News

ASDFDFGGGG

11 04 2023


ASDFDFGGGG
ASDFDFGGGG
by
Alistair Maxwell

ASDFDFGGGG is a brilliantly titled piece of puppet theatre from a company of students from Osijek’s Academy of Arts and Culture. Set in a small bedroom, it tells the story of The Writer, a bespectacled puppet with a shock of ginger hair who has woken up with one thing on his to-do list and one thing only: write something, anything. What follows is a short, sweet, and funny piece about oodles of procrastination and the catharsis of a good old-fashioned breakdown.

It’s a perfectly normal day for The Writer. He gets up, he has breakfast and all he has to do is write. So, he does the dishes and then gets right down to writing – after putting on some inspirational music of course. But after that, with nothing now standing in his way, he boots up his computer and… gets up to change the music. ASDFDFGGGG is an amusing take on a struggle as old as the written word: writer’s block.
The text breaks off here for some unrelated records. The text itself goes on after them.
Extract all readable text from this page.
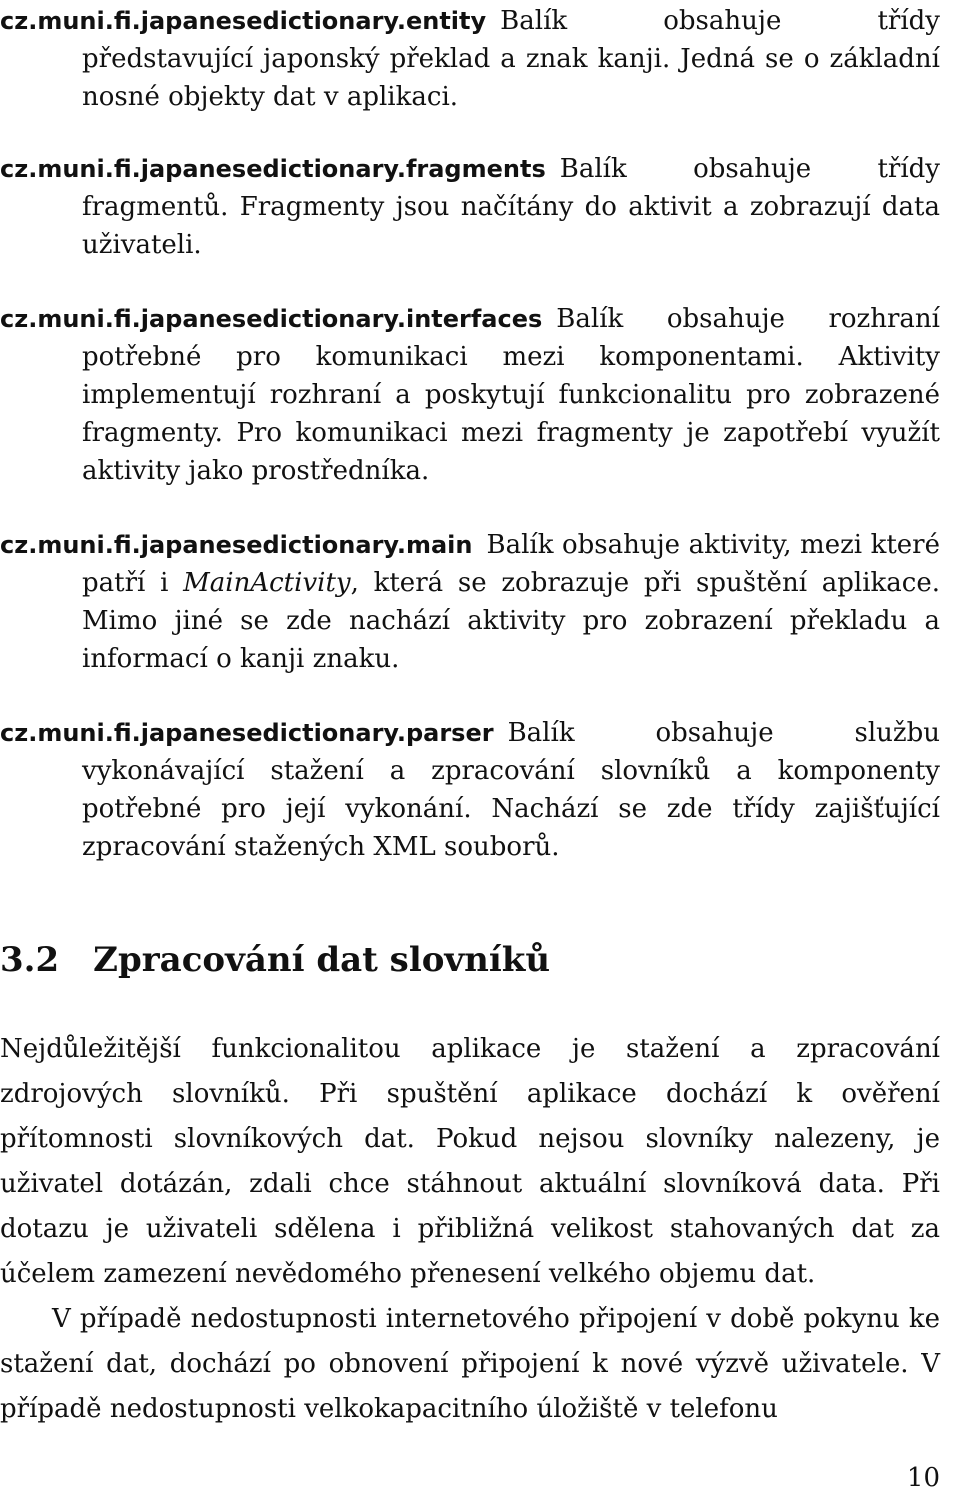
cz.muni.fi.japanesedictionary.entity Balík obsahuje třídy představující japonský překlad a znak kanji. Jedná se o základní nosné objekty dat v aplikaci.
cz.muni.fi.japanesedictionary.fragments Balík obsahuje třídy fragmentů. Fragmenty jsou načítány do aktivit a zobrazují data uživateli.
cz.muni.fi.japanesedictionary.interfaces Balík obsahuje rozhraní potřebné pro komunikaci mezi komponentami. Aktivity implementují rozhraní a poskytují funkcionalitu pro zobrazené fragmenty. Pro komunikaci mezi fragmenty je zapotřebí využít aktivity jako prostředníka.
cz.muni.fi.japanesedictionary.main Balík obsahuje aktivity, mezi které patří i MainActivity, která se zobrazuje při spuštění aplikace. Mimo jiné se zde nachází aktivity pro zobrazení překladu a informací o kanji znaku.
cz.muni.fi.japanesedictionary.parser Balík obsahuje službu vykonávající stažení a zpracování slovníků a komponenty potřebné pro její vykonání. Nachází se zde třídy zajišťující zpracování stažených XML souborů.
3.2 Zpracování dat slovníků

Nejdůležitější funkcionalitou aplikace je stažení a zpracování zdrojových slovníků. Při spuštění aplikace dochází k ověření přítomnosti slovníkových dat. Pokud nejsou slovníky nalezeny, je uživatel dotázán, zdali chce stáhnout aktuální slovníková data. Při dotazu je uživateli sdělena i přibližná velikost stahovaných dat za účelem zamezení nevědomého přenesení velkého objemu dat.

V případě nedostupnosti internetového připojení v době pokynu ke stažení dat, dochází po obnovení připojení k nové výzvě uživatele. V případě nedostupnosti velkokapacitního úložiště v telefonu

10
The play takes its unpronounceable name from the letters The Writer slams out on his keyboard with his hands and in one case, his head, in one of his many writer’s block induced piques of rage.

Supporting The Writer is a cast of puppet performers so talented that it’s very easy not to notice that there are in fact four of them. So quickly do they swap roles and positions and sneak on and off the stage with ninja-like stealth that it really does feel like The Writer moves of his own accord.

Of course, if The Writer could do anything of his own accord it would certainly be to write. Instead, he spends the play looking for inspiration in the works of Winnie the Pooh or Superman comics, only to quickly discover that his little stories, after a moment of inspiration, become identical to the adventures of the honey-loving bear or Man of Steel.

After trying all the usual tips and tricks to break writer’s block, such as running a parkour route round his room and trying desperately to obliterate his laptop on the ground, The Writer has exhausted all options and himself. He has a breakdown. All the levity extinguishes, and we can see that despite his lack of inspiration, he really, really does want this. And after a moment of tears, and a moment of silence. He scrapes the laptop off the floor and finally, eventually, begins to write. Having shrugged off all distractions, eschewed all attempts at plagiarism and wrecked his entire flat he is bowed, beaten and broken enough to let his soul pour forth onto the page. It's a surprisingly emotional ending to a very funny show and one that raises as many laughs as it does grimaces of recognition from all the writers in the room. If this is an example of what the students of Osijek can create, then it looks likely that Croatia’s cultural future is in fine hands.